Lots of these videos that circulate the web are also up on youtube. So what I did was went there and searched for it. Once I found it, I click the "Embed" button below it, and then copy and paste that code into the post. Lets see if this works....


----------



## El Gato Loco (Jan 15, 2010)

Quick screenshot showing youtube.com and the embed code. Click to enlarge.


----------



## ebbs (Feb 7, 2010)

Should I feel bad for laughing at this? Why didn't the guide have his gun on him?


----------



## On a call (Mar 3, 2010)

Great video !!!!

Ebbs, that guide did have a gun with him. First part of the filming shows him walking with one.

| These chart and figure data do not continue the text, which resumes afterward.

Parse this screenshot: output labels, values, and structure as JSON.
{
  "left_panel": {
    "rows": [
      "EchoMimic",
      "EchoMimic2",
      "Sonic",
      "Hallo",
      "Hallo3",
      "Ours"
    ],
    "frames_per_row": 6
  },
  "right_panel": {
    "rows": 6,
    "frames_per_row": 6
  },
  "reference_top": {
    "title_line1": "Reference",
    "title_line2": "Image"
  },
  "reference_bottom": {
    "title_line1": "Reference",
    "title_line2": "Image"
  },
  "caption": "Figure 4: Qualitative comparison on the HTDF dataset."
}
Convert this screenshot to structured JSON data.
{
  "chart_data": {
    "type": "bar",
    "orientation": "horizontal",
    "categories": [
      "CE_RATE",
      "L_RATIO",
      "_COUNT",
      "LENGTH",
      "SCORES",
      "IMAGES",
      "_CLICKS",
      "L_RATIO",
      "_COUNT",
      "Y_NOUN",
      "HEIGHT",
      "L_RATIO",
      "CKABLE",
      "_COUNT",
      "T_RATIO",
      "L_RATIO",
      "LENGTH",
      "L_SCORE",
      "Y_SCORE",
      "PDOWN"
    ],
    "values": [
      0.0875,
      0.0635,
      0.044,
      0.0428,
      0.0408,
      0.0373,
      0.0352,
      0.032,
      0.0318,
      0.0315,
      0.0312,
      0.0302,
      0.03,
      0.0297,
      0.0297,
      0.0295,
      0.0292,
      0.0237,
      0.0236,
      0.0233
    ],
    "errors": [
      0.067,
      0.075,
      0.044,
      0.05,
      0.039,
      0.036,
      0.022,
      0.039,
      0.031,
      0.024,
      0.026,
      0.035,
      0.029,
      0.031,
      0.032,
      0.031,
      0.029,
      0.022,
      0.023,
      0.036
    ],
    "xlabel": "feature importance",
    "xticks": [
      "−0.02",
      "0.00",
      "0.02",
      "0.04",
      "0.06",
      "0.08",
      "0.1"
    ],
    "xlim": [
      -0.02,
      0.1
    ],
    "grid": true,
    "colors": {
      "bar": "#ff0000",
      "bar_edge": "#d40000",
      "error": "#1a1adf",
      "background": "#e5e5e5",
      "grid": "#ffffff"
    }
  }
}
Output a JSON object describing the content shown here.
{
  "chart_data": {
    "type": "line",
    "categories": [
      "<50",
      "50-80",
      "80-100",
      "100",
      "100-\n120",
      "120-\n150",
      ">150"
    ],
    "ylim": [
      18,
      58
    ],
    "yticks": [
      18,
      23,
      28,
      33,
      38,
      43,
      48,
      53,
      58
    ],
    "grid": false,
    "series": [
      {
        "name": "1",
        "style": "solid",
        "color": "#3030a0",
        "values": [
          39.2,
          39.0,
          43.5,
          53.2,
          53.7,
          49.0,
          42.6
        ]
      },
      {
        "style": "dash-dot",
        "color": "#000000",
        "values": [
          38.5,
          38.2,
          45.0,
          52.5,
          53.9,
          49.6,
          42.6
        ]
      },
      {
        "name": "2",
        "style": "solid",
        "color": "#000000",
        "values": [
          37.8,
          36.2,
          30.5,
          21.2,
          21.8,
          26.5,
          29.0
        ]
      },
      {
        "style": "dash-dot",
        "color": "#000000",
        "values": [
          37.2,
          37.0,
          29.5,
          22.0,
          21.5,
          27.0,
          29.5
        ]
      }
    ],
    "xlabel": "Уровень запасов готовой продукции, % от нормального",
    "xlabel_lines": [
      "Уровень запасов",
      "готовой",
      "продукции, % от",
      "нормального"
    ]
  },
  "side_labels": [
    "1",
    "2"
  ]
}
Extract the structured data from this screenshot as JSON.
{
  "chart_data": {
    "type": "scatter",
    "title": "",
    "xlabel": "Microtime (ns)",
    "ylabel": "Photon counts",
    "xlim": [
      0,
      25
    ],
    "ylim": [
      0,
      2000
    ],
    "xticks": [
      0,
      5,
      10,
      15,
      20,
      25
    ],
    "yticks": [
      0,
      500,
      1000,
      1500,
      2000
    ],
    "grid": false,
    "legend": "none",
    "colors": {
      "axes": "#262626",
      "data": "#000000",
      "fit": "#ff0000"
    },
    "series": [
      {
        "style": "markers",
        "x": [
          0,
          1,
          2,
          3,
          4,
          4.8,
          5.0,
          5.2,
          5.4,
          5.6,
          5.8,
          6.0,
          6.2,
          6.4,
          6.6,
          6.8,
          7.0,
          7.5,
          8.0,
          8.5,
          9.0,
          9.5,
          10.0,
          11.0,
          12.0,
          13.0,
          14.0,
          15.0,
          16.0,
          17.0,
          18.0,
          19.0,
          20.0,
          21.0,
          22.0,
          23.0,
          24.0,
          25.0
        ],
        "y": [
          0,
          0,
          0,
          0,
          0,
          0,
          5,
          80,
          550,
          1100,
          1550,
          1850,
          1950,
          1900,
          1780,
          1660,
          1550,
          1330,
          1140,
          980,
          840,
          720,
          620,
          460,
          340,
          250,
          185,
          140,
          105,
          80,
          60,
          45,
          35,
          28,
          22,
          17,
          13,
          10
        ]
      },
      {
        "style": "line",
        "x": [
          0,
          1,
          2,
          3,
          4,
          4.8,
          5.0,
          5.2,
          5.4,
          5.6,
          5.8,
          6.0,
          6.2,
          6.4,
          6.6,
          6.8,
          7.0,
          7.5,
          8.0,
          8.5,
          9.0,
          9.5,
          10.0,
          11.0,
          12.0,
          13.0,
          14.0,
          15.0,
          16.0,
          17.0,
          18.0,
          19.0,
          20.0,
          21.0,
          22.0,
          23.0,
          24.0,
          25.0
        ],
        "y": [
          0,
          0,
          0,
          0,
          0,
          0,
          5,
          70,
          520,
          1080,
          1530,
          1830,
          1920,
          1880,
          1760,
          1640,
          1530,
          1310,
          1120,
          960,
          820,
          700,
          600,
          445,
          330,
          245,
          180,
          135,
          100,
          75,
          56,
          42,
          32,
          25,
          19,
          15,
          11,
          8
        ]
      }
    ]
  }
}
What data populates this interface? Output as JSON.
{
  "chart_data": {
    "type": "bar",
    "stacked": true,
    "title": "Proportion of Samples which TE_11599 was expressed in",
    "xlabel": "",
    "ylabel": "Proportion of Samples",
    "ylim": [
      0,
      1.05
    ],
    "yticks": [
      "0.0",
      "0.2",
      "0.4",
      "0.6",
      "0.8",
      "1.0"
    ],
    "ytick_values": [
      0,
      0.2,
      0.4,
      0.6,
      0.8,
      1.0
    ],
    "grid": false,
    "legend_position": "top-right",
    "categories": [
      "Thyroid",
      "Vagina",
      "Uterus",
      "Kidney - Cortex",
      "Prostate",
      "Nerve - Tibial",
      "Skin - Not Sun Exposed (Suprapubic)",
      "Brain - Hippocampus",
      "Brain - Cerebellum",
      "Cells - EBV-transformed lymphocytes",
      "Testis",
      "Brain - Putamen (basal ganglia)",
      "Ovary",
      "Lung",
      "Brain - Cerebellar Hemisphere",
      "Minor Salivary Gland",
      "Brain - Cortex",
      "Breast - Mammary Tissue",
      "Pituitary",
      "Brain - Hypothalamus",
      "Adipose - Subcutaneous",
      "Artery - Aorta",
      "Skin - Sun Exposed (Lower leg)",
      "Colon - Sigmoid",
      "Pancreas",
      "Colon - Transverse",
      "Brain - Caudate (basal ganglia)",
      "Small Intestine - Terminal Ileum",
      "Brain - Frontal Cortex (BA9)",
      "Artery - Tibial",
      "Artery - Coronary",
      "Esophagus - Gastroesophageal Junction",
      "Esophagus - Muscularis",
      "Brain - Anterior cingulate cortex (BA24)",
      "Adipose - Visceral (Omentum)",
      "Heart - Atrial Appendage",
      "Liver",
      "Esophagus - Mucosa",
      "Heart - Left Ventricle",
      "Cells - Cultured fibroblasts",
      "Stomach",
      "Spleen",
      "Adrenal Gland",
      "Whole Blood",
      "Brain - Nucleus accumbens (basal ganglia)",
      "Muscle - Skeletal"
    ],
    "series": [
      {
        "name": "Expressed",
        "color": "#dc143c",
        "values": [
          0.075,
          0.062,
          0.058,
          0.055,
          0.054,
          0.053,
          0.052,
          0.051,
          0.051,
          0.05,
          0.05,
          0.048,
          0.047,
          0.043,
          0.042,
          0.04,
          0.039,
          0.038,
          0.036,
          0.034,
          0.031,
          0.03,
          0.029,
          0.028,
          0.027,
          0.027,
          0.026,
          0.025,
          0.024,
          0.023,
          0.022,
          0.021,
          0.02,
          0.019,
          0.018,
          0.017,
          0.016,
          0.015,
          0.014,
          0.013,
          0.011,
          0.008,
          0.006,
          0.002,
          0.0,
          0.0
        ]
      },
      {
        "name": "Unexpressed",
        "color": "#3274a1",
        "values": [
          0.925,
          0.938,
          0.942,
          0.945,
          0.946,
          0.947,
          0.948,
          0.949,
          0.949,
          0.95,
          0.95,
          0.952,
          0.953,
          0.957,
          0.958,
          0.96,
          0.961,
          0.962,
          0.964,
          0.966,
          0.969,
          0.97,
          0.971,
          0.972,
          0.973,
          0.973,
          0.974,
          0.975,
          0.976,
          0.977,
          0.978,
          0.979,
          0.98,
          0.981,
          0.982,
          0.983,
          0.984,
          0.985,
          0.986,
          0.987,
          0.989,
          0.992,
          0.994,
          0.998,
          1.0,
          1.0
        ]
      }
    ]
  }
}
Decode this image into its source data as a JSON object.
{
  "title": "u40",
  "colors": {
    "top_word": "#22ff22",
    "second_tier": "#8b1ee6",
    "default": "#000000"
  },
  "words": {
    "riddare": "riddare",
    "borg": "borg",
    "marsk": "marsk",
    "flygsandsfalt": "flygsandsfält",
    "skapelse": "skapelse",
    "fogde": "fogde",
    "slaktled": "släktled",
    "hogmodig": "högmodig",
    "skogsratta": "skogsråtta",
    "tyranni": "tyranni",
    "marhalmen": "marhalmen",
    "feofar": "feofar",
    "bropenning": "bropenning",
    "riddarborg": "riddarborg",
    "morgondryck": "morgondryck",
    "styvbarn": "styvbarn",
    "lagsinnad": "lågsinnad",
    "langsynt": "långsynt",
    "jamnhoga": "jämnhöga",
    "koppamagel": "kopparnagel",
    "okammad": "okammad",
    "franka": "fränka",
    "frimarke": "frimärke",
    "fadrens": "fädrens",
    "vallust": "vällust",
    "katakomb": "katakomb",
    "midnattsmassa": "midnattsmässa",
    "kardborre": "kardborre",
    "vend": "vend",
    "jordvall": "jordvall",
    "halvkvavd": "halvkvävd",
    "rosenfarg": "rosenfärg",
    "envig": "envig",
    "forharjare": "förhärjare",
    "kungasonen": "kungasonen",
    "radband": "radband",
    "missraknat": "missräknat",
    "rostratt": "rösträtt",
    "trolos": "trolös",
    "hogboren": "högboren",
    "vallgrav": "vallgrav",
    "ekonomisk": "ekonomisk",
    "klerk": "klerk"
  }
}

That cat certainly had a good bite on him though. .... Now question is...buck shot or slugs which would you rather have had!

Me, buck shot hands down 3.5" 00 buck


----------



## hassell (Feb 9, 2010)

Thanks Chris, think I've been on you tube twice, but will remember for next time, that was some fine shooting the first part, the question is did they shoot a cat the first time and the one that attacked was laying in wait, if so the trackers should have seen the extra set or the outfitter should have been better prepared, either way won't recommend them to anyone unless its someone you don't like!!!!!!


----------



## ReidRH (Feb 1, 2010)

Wonder if my Ex would like an African Safari, LOL!!


----------



## ebbs (Feb 7, 2010)

It was crazy that's for sure. Can't imagine what my reaction would be in a moment like that.


----------



## youngdon (Mar 10, 2010)

ReidRH said:


> Wonder if my Ex would like an African Safari, LOL!!


Reid, any chance she'd like a partner ? I have just the ex for that.


----------



## youngdon (Mar 10, 2010)

ebbs said:


> It was crazy that's for sure. Can't imagine what my reaction would be in a moment like that.


OH CRAP... OH CRAP!! EWWW crap. lol


----------



## ReidRH (Feb 1, 2010)

Roflmbo maybe we should see if we could hook'em up YD


----------